2017 New Initiative Grant
Tia-Lynn Ashman, Ph.D. (PI) Distinguished Professor of Ecology and Evolution, Department of Biological Sciences, University of Pittsburgh
James Pipas, Ph.D. (co-investigator) Molecular Biology Professor, Department of Biological Sciences, University of Pittsburgh
Pollen as the next viral frontier: Unrecognized threat to food security and native biodiversity
Abstract
Plant viral pathogens represent serious threats to food security and native biodiversity. The globalization of flora and co-invasion of pathogens and hosts amplifies the potential for emergence of novel viruses and host switching.

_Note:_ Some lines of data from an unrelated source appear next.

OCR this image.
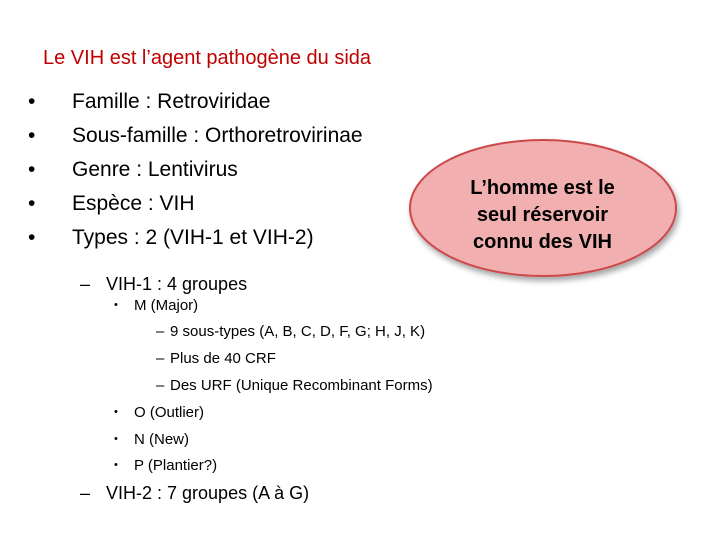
Le VIH est l’agent pathogène du sida
• Famille : Retroviridae
• Sous-famille : Orthoretrovirinae
• Genre : Lentivirus
• Espèce : VIH
• Types : 2 (VIH-1 et VIH-2)
– VIH-1 : 4 groupes
• M (Major)
– 9 sous-types (A, B, C, D, F, G; H, J, K)
– Plus de 40 CRF
– Des URF (Unique Recombinant Forms)
• O (Outlier)
• N (New)
• P (Plantier?)
– VIH-2 : 7 groupes (A à G)
L’homme est le
seul réservoir
connu des VIH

Tradition wisdom maintains that viruses are transferred by plant-eating insects, but some viruses can exploit the plant’s own reproductive process for transmission, i.e., they hijack the pollen grains and are transported from one plant to another by pollinators. Yet our knowledge of pollenassociated viral taxa is limited to a handful of known viruses infecting a small set of symptomatic agricultural plants, leaving us entirely blind to potential diversity that exists within asymptomatic hosts, wild native or naturalized alien plant species, and hidden amongst world of undescribed viruses. Thus, we propose innovative curiosity-driven collaborative research that will use deep genome sequencing to broadly characterize viruses associated with pollen from the perspective of both micro-physical structure of pollen and the ecological and evolutionary context of the host plants. In doing so we will transform our understanding of how viral hijacking of pollen occurs, and determine whether pollen’s viral diversity is related to its novel pollinator-mediated mode of transmission or its host’s nativity or defense of the pollen. We suggest that greater consideration of this mode of transmission can resolve patterns of pathogen spread that defy explanation by entirely canonical vectors, forecast emergent plant diseases, and provide fundamental insight into viruses that occupy specialized niches. The proposed research will thus open exciting new research opportunities in pathogenesis and biodiversity research.